In one case study, Emberos used AI visibility signals to forecast opening-weekend performance of a new film release. “AI visibility surged well before traditional indicators,” and Emberos’ Share-of-Prompt metric showed what was about to happen almost two weeks before it did.
The idea is that AI recommendation patterns can reflect consumer intent sooner than search or sales data.

When you need to prioritize improvements, Emberos can tell you which ones will deliver the highest ROI and later validate the impact. That’s another thing only this platform does, and it’s invaluable for teams that need to provide proof of lift, or tie optimization efforts to revenue.

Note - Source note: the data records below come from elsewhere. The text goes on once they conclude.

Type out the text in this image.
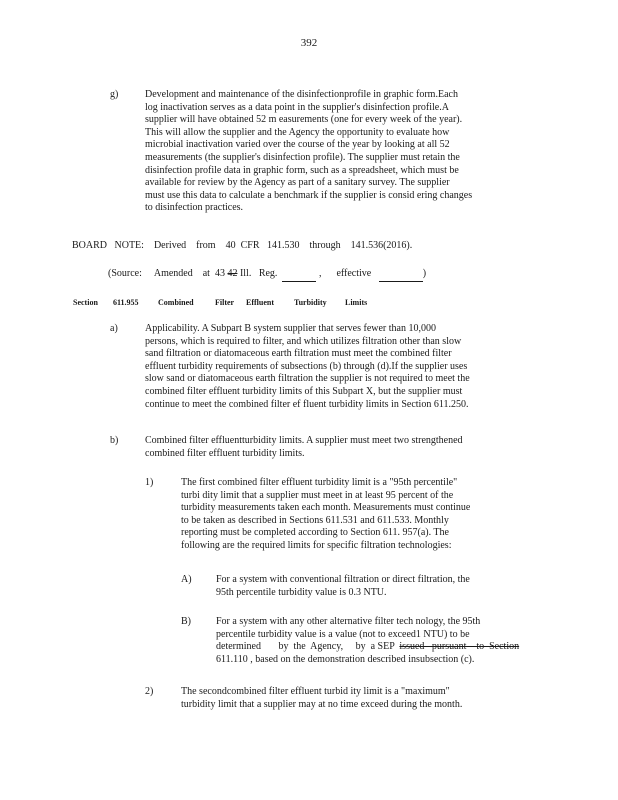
392
g)	Development and maintenance of the disinfectionprofile in graphic form.Each
log inactivation serves as a data point in the supplier's disinfection profile.A
supplier will have obtained 52 m easurements (one for every week of the year).
This will allow the supplier and the Agency the opportunity to evaluate how
microbial inactivation varied over the course of the year by looking at all 52
measurements (the supplier's disinfection profile). The supplier must retain the
disinfection profile data in graphic form, such as a spreadsheet, which must be
available for review by the Agency as part of a sanitary survey. The supplier
must use this data to calculate a benchmark if the supplier is consid ering changes
to disinfection practices.
BOARD   NOTE:    Derived    from    40  CFR   141.530    through    141.536(2016).
(Source: Amended    at  43 42 Ill. Reg.	, effective	)
Section 611.955 Combined	Filter Effluent	Turbidity Limits
a)	Applicability. A Subpart B system supplier that serves fewer than 10,000
persons, which is required to filter, and which utilizes filtration other than slow
sand filtration or diatomaceous earth filtration must meet the combined filter
effluent turbidity requirements of subsections (b) through (d).If the supplier uses
slow sand or diatomaceous earth filtration the supplier is not required to meet the
combined filter effluent turbidity limits of this Subpart X, but the supplier must
continue to meet the combined filter ef fluent turbidity limits in Section 611.250.
b)	Combined filter effluentturbidity limits. A supplier must meet two strengthened
combined filter effluent turbidity limits.
1)	The first combined filter effluent turbidity limit is a "95th percentile"
turbi dity limit that a supplier must meet in at least 95 percent of the
turbidity measurements taken each month. Measurements must continue
to be taken as described in Sections 611.531 and 611.533. Monthly
reporting must be completed according to Section 611. 957(a). The
following are the required limits for specific filtration technologies:
A)	For a system with conventional filtration or direct filtration, the
95th percentile turbidity value is 0.3 NTU.
B)	For a system with any other alternative filter tech nology, the 95th
percentile turbidity value is a value (not to exceed1 NTU) to be
determined       by  the  Agency,     by  a SEP issued   pursuant    to  Section
611.110 , based on the demonstration described insubsection (c).
2)	The secondcombined filter effluent turbid ity limit is a "maximum"
turbidity limit that a supplier may at no time exceed during the month.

The downsides to Emberos are the complexity and the cost; all tiers are custom-priced, and the platform is best for mid-market and higher organizations that need governance and orchestration.
How To Choose The Right LLM Monitoring Tool
Every platform I’ve shared is one I’d recommend, but the “best” option will largely depend on what you’re trying to accomplish with AI visibility data.

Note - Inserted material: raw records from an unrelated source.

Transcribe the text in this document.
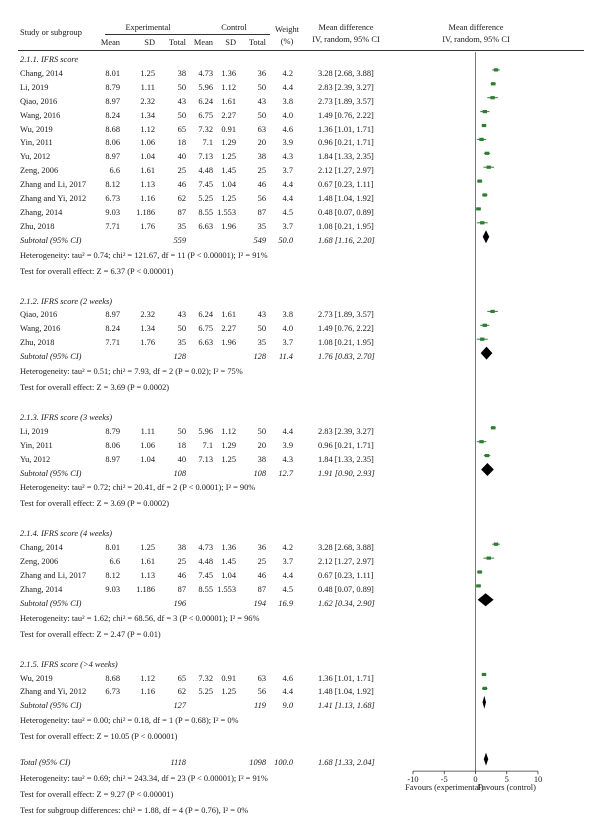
Experimental	Control	Weight
(%)
Mean difference
IV, random, 95% CI
Mean difference
IV, random, 95% CI
Study or subgroup
Mean	SD Total Mean SD Total
2.1.1. IFRS score
Chang, 2014	8.01 1.25	38 4.73 1.36	36 4.2	3.28 [2.68, 3.88]
Li, 2019	8.79 1.11	50 5.96 1.12	50 4.4	2.83 [2.39, 3.27]
Qiao, 2016	8.97 2.32	43 6.24 1.61	43 3.8	2.73 [1.89, 3.57]
Wang, 2016	8.24 1.34	50 6.75 2.27	50 4.0	1.49 [0.76, 2.22]
Wu, 2019	8.68 1.12	65 7.32 0.91	63 4.6	1.36 [1.01, 1.71]
Yin, 2011	8.06 1.06	18 7.1 1.29	20 3.9	0.96 [0.21, 1.71]
Yu, 2012	8.97 1.04	40 7.13 1.25	38 4.3	1.84 [1.33, 2.35]
Zeng, 2006	6.6 1.61	25 4.48 1.45	25 3.7	2.12 [1.27, 2.97]
Zhang and Li, 2017 8.12 1.13	46 7.45 1.04	46 4.4	0.67 [0.23, 1.11]
Zhang and Yi, 2012 6.73 1.16	62 5.25 1.25	56 4.4	1.48 [1.04, 1.92]
Zhang, 2014	9.03 1.186	87 8.55 1.553	87 4.5	0.48 [0.07, 0.89]
Zhu, 2018	7.71 1.76	35 6.63 1.96	35 3.7	1.08 [0.21, 1.95]
Subtotal (95% CI)	559	549 50.0	1.68 [1.16, 2.20]
Heterogeneity: tau² = 0.74; chi² = 121.67, df = 11 (P < 0.00001); I² = 91%
Test for overall effect: Z = 6.37 (P < 0.00001)
2.1.2. IFRS score (2 weeks)
Qiao, 2016	8.97 2.32	43 6.24 1.61	43 3.8	2.73 [1.89, 3.57]
Wang, 2016	8.24 1.34	50 6.75 2.27	50 4.0	1.49 [0.76, 2.22]
Zhu, 2018	7.71 1.76	35 6.63 1.96	35 3.7	1.08 [0.21, 1.95]
Subtotal (95% CI)	128	128 11.4	1.76 [0.83, 2.70]
Heterogeneity: tau² = 0.51; chi² = 7.93, df = 2 (P = 0.02); I² = 75%
Test for overall effect: Z = 3.69 (P = 0.0002)
2.1.3. IFRS score (3 weeks)
Li, 2019	8.79 1.11	50 5.96 1.12	50 4.4	2.83 [2.39, 3.27]
Yin, 2011	8.06 1.06	18 7.1 1.29	20 3.9	0.96 [0.21, 1.71]
Yu, 2012	8.97 1.04	40 7.13 1.25	38 4.3	1.84 [1.33, 2.35]
Subtotal (95% CI)	108	108 12.7	1.91 [0.90, 2.93]
Heterogeneity: tau² = 0.72; chi² = 20.41, df = 2 (P < 0.0001); I² = 90%
Test for overall effect: Z = 3.69 (P = 0.0002)
2.1.4. IFRS score (4 weeks)
Chang, 2014	8.01 1.25	38 4.73 1.36	36 4.2	3.28 [2.68, 3.88]
Zeng, 2006	6.6 1.61	25 4.48 1.45	25 3.7	2.12 [1.27, 2.97]
Zhang and Li, 2017 8.12 1.13	46 7.45 1.04	46 4.4	0.67 [0.23, 1.11]
Zhang, 2014	9.03 1.186	87 8.55 1.553	87 4.5	0.48 [0.07, 0.89]
Subtotal (95% CI)	196	194 16.9	1.62 [0.34, 2.90]
Heterogeneity: tau² = 1.62; chi² = 68.56, df = 3 (P < 0.00001); I² = 96%
Test for overall effect: Z = 2.47 (P = 0.01)
2.1.5. IFRS score (>4 weeks)
Wu, 2019	8.68 1.12	65 7.32 0.91	63 4.6	1.36 [1.01, 1.71]
Zhang and Yi, 2012 6.73 1.16	62 5.25 1.25	56 4.4	1.48 [1.04, 1.92]
Subtotal (95% CI)	127	119 9.0	1.41 [1.13, 1.68]
Heterogeneity: tau² = 0.00; chi² = 0.18, df = 1 (P = 0.68); I² = 0%
Test for overall effect: Z = 10.05 (P < 0.00001)
Total (95% CI)	1118	1098 100.0	1.68 [1.33, 2.04]
Heterogeneity: tau² = 0.69; chi² = 243.34, df = 23 (P < 0.00001); I² = 91%
Test for overall effect: Z = 9.27 (P < 0.00001)
Test for subgroup differences: chi² = 1.88, df = 4 (P = 0.76), I² = 0%
-10	-5	0	5	10
Favours (experimental)
Favours (control)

- If your only (or primary) goal is simply understanding how your brand is appearing in AI-generated answers, a surface-level analytics platform like Hall or Peec can provide all the monitoring you need.
- For enterprise teams that need deeper analytics and AI crawling, Profound is probably the best choice. If your priority is executing optimized content at scale, a tool like AirOps can identify opportunities and operationalize everything.
- Organizations that need governance, forecasting, automation, and measurable impact from AI visibility efforts, however, should look at Emberos.
Really, the right choice comes down to what you need.
Closing Thoughts
Instead of browsing through pages of “blue links” or clicking across multiple websites, users are increasingly relying on AI assistants to summarize options, recommend products, and compare brands in a single, easy-to-digest response.
And that’s why it’s so important to understand how large language models are representing your brand, and to make sure that they do.
The search engine landscape was competitive for years, but visibility has moved to a new playing field. And while I can’t predict the future the way Emberos can, it’s a safe bet to assume that the landscape is going to stay AI-first for some time to come.